There are many causes of depression and many factors that make some people more prone to it than others, such as a family history of the illness. Depression can result from prolonged stress on the job, or from a general negative outlook on life. A poor diet is a common cause of depression. It can also be triggered by specific traumatic events in a person’s life and there are also situations where a biochemical imbalance in the brain brings on depression.

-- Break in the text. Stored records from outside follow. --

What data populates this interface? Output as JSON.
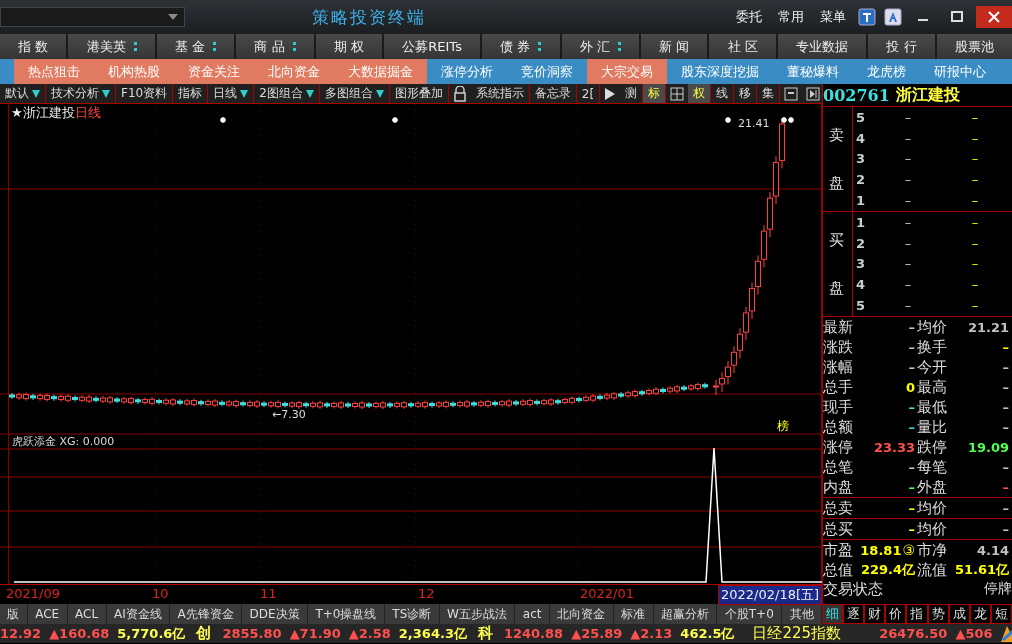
{
  "title_bar": {
    "title": "策略投资终端",
    "menus": [
      "委托",
      "常用",
      "菜单"
    ]
  },
  "nav_primary": [
    {
      "label": "指 数",
      "has_menu": false
    },
    {
      "label": "港美英",
      "has_menu": true
    },
    {
      "label": "基 金",
      "has_menu": true
    },
    {
      "label": "商 品",
      "has_menu": true
    },
    {
      "label": "期 权",
      "has_menu": false
    },
    {
      "label": "公募REITs",
      "has_menu": false
    },
    {
      "label": "债 券",
      "has_menu": true
    },
    {
      "label": "外 汇",
      "has_menu": true
    },
    {
      "label": "新 闻",
      "has_menu": false
    },
    {
      "label": "社 区",
      "has_menu": false
    },
    {
      "label": "专业数据",
      "has_menu": false
    },
    {
      "label": "投 行",
      "has_menu": false
    },
    {
      "label": "股票池",
      "has_menu": false
    }
  ],
  "nav_features": [
    {
      "label": "热点狙击",
      "color": "#e07a60"
    },
    {
      "label": "机构热股",
      "color": "#e07a60"
    },
    {
      "label": "资金关注",
      "color": "#e07a60"
    },
    {
      "label": "北向资金",
      "color": "#e07a60"
    },
    {
      "label": "大数据掘金",
      "color": "#e07a60"
    },
    {
      "label": "涨停分析",
      "color": "#3a8cc4"
    },
    {
      "label": "竞价洞察",
      "color": "#3a8cc4"
    },
    {
      "label": "大宗交易",
      "color": "#e07a60"
    },
    {
      "label": "股东深度挖掘",
      "color": "#3a8cc4"
    },
    {
      "label": "董秘爆料",
      "color": "#3a8cc4"
    },
    {
      "label": "龙虎榜",
      "color": "#3a8cc4"
    },
    {
      "label": "研报中心",
      "color": "#3a8cc4"
    }
  ],
  "toolbar": [
    {
      "kind": "dropdown",
      "label": "默认",
      "selected": false
    },
    {
      "kind": "dropdown",
      "label": "技术分析",
      "selected": false
    },
    {
      "kind": "button",
      "label": "F10资料",
      "selected": false
    },
    {
      "kind": "button",
      "label": "指标",
      "selected": false
    },
    {
      "kind": "dropdown",
      "label": "日线",
      "selected": false
    },
    {
      "kind": "dropdown",
      "label": "2图组合",
      "selected": false
    },
    {
      "kind": "dropdown",
      "label": "多图组合",
      "selected": false
    },
    {
      "kind": "button",
      "label": "图形叠加",
      "selected": false
    },
    {
      "kind": "lock"
    },
    {
      "kind": "button",
      "label": "系统指示",
      "selected": false
    },
    {
      "kind": "button",
      "label": "备忘录",
      "selected": false
    },
    {
      "kind": "button",
      "label": "2[",
      "selected": false
    },
    {
      "kind": "play"
    },
    {
      "kind": "button",
      "label": "测",
      "selected": false
    },
    {
      "kind": "button",
      "label": "标",
      "selected": true
    },
    {
      "kind": "grid"
    },
    {
      "kind": "button",
      "label": "权",
      "selected": true
    },
    {
      "kind": "button",
      "label": "线",
      "selected": false
    },
    {
      "kind": "button",
      "label": "移",
      "selected": false
    },
    {
      "kind": "button",
      "label": "集",
      "selected": false
    },
    {
      "kind": "panel"
    },
    {
      "kind": "next"
    }
  ],
  "chart": {
    "title": "★浙江建投",
    "period": "日线",
    "high_label": "21.41",
    "low_label": "←7.30",
    "badge": "榜",
    "indicator": "虎跃添金 XG: 0.000",
    "dates": [
      {
        "label": "2021/09",
        "selected": false
      },
      {
        "label": "10",
        "selected": false
      },
      {
        "label": "11",
        "selected": false
      },
      {
        "label": "12",
        "selected": false
      },
      {
        "label": "2022/01",
        "selected": false
      },
      {
        "label": "2022/02/18[五]",
        "selected": true
      }
    ]
  },
  "quote": {
    "code": "002761",
    "name": "浙江建投",
    "sell_label": "卖盘",
    "buy_label": "买盘",
    "sell": [
      {
        "level": "5",
        "price": "–",
        "volume": "–"
      },
      {
        "level": "4",
        "price": "–",
        "volume": "–"
      },
      {
        "level": "3",
        "price": "–",
        "volume": "–"
      },
      {
        "level": "2",
        "price": "–",
        "volume": "–"
      },
      {
        "level": "1",
        "price": "–",
        "volume": "–"
      }
    ],
    "buy": [
      {
        "level": "1",
        "price": "–",
        "volume": "–"
      },
      {
        "level": "2",
        "price": "–",
        "volume": "–"
      },
      {
        "level": "3",
        "price": "–",
        "volume": "–"
      },
      {
        "level": "4",
        "price": "–",
        "volume": "–"
      },
      {
        "level": "5",
        "price": "–",
        "volume": "–"
      }
    ],
    "stat_groups": [
      [
        [
          {
            "label": "最新",
            "value": "–",
            "color": "#c0c0c0"
          },
          {
            "label": "均价",
            "value": "21.21",
            "color": "#c0c0c0"
          }
        ],
        [
          {
            "label": "涨跌",
            "value": "–",
            "color": "#c0c0c0"
          },
          {
            "label": "换手",
            "value": "–",
            "color": "#ffff00"
          }
        ],
        [
          {
            "label": "涨幅",
            "value": "–",
            "color": "#c0c0c0"
          },
          {
            "label": "今开",
            "value": "–",
            "color": "#c0c0c0"
          }
        ],
        [
          {
            "label": "总手",
            "value": "0",
            "color": "#ffff00"
          },
          {
            "label": "最高",
            "value": "–",
            "color": "#c0c0c0"
          }
        ],
        [
          {
            "label": "现手",
            "value": "–",
            "color": "#40e0e0"
          },
          {
            "label": "最低",
            "value": "–",
            "color": "#c0c0c0"
          }
        ],
        [
          {
            "label": "总额",
            "value": "–",
            "color": "#40e0e0"
          },
          {
            "label": "量比",
            "value": "–",
            "color": "#c0c0c0"
          }
        ],
        [
          {
            "label": "涨停",
            "value": "23.33",
            "color": "#ff5050"
          },
          {
            "label": "跌停",
            "value": "19.09",
            "color": "#50ff50"
          }
        ],
        [
          {
            "label": "总笔",
            "value": "–",
            "color": "#c0c0c0"
          },
          {
            "label": "每笔",
            "value": "–",
            "color": "#c0c0c0"
          }
        ],
        [
          {
            "label": "内盘",
            "value": "–",
            "color": "#50ff50"
          },
          {
            "label": "外盘",
            "value": "–",
            "color": "#ff5050"
          }
        ]
      ],
      [
        [
          {
            "label": "总卖",
            "value": "–",
            "color": "#ffff00"
          },
          {
            "label": "均价",
            "value": "–",
            "color": "#c0c0c0"
          }
        ]
      ],
      [
        [
          {
            "label": "总买",
            "value": "–",
            "color": "#ffff00"
          },
          {
            "label": "均价",
            "value": "–",
            "color": "#c0c0c0"
          }
        ]
      ]
    ],
    "valuation": [
      [
        {
          "label": "市盈",
          "value": "18.81",
          "badge": "③",
          "color": "#ffff00"
        },
        {
          "label": "市净",
          "value": "4.14",
          "color": "#c0c0c0"
        }
      ],
      [
        {
          "label": "总值",
          "value": "229.4亿",
          "color": "#ffff00"
        },
        {
          "label": "流值",
          "value": "51.61亿",
          "color": "#ffff00"
        }
      ]
    ],
    "status_label": "交易状态",
    "status_value": "停牌",
    "detail_tabs": [
      {
        "label": "细",
        "selected": true
      },
      {
        "label": "逐",
        "selected": false
      },
      {
        "label": "财",
        "selected": false
      },
      {
        "label": "价",
        "selected": false
      },
      {
        "label": "指",
        "selected": false
      },
      {
        "label": "势",
        "selected": false
      },
      {
        "label": "成",
        "selected": false
      },
      {
        "label": "龙",
        "selected": false
      },
      {
        "label": "短",
        "selected": false
      }
    ]
  },
  "indicator_tabs": [
    "版",
    "ACE",
    "ACL",
    "AI资金线",
    "A先锋资金",
    "DDE决策",
    "T+0操盘线",
    "TS诊断",
    "W五步战法",
    "act",
    "北向资金",
    "标准",
    "超赢分析",
    "个股T+0",
    "其他"
  ],
  "ticker": [
    {
      "kind": "value",
      "text": "12.92",
      "color": "#ff5050"
    },
    {
      "kind": "value",
      "text": "▲160.68",
      "color": "#ff5050"
    },
    {
      "kind": "value",
      "text": "5,770.6亿",
      "color": "#ffff50"
    },
    {
      "kind": "market",
      "text": "创",
      "color": "#ffff50"
    },
    {
      "kind": "value",
      "text": "2855.80",
      "color": "#ff5050"
    },
    {
      "kind": "value",
      "text": "▲71.90",
      "color": "#ff5050"
    },
    {
      "kind": "value",
      "text": "▲2.58",
      "color": "#ff5050"
    },
    {
      "kind": "value",
      "text": "2,364.3亿",
      "color": "#ffff50"
    },
    {
      "kind": "market",
      "text": "科",
      "color": "#ffff50"
    },
    {
      "kind": "value",
      "text": "1240.88",
      "color": "#ff5050"
    },
    {
      "kind": "value",
      "text": "▲25.89",
      "color": "#ff5050"
    },
    {
      "kind": "value",
      "text": "▲2.13",
      "color": "#ff5050"
    },
    {
      "kind": "value",
      "text": "462.5亿",
      "color": "#ffff50"
    },
    {
      "kind": "index",
      "text": "日经225指数",
      "color": "#ffff50"
    },
    {
      "kind": "value",
      "text": "26476.50",
      "color": "#ff5050"
    },
    {
      "kind": "value",
      "text": "▲506",
      "color": "#ff5050"
    }
  ]
}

How can depression be treated?

Although medication can perhaps help some people get through their daily routines, it does not normally “cure” depression. I would like to suggest that the best medicine is summed up in the following words from an excellent book called Ministry of Healing:

Pure air, sunlight, abstemiousness, rest, exercise, proper diet, the use of water, and trust in divine power—these are the true remedies. Every person should have knowledge of nature’s remedial agencies and how to apply them…But in the end it will be found that nature, untrammeled, does her work wisely and well. Those who persevere in obedience to her laws will reap the reward in health of body and health of mind (Ministry of Healing, 127).

Pure Air
Oxygen is vital to each cell of our body. Bad air and poor breathing habits promote negative emotions like depression and irritability. It can also cause headaches and chronic feelings of fatigue and exhaustion. Be sure your body gets enough oxygen by spending some time in the out-of-doors and keeping your house well ventilated. Pause frequently to take slow, deep breaths of good fresh air. Read our article on fresh air

Just 15 minutes of sunlight can provide sufficient vitamin D for the day. Sunlight helps the body produce melatonin that in turn produces sounder sleep. In addition, an extra hour of sunlight a day can lift your spirits and affect your energy. Read our article on sunlight

Abstemiousness, or temperance, is moderation in every area of life and abstinence from things like alcohol and smoking. Balance in our total lifestyle is the key to enduring physical and mental health and happiness. Read our article on temperance

The average adult needs between 7 and 9 hours of sleep per night, young children need 10 to 12 hours. Rest is an important part of life’s rhythm and is conducive to better physical and mental health. Read our article on rest

Regular exercise is very effective in combating many health problems, both physical and mental, and is as good as medicine for reducing depression. Good examples are walking, jogging, or cycling for at least 30 minutes each day. Read our article on exercise

Proper Diet
A well-balanced vegetarian diet rich in vitamins and nutrients that are low in fat and cholesterol yet high in fiber will lead to a new level of good health and well-being. Depression and anxiety have been found to be lower in vegetarians when compared to non-vegetarians due to the fact that they enjoy better health. Good health can only be sustained by good blood, which comes only from eating vital foods. Read our article on nutrition

Virtually every bodily function is dependent upon water, so 8 to 10 cups of water per day are recommended for the average person. Keeping your body hydrated can chase away that tired, depressed feeling! Water on the outside of the body is just as important and vital for cleaning the skin. Read our article on water

Trust in Divine Power
Becoming acquainted with and learning to trust God enhances physical, emotional, and spiritual healing. Isaiah 26:3 says, “Thou wilt keep him in perfect peace, whose mind is stayed on thee: because he trusteth in thee.” Trust in God brings quality, fulfillment and hope for the future. Read our article on trust

Remember, ”A merry heart doeth good like a medicine: but a broken spirit drieth the bones” (Proverbs 17:22).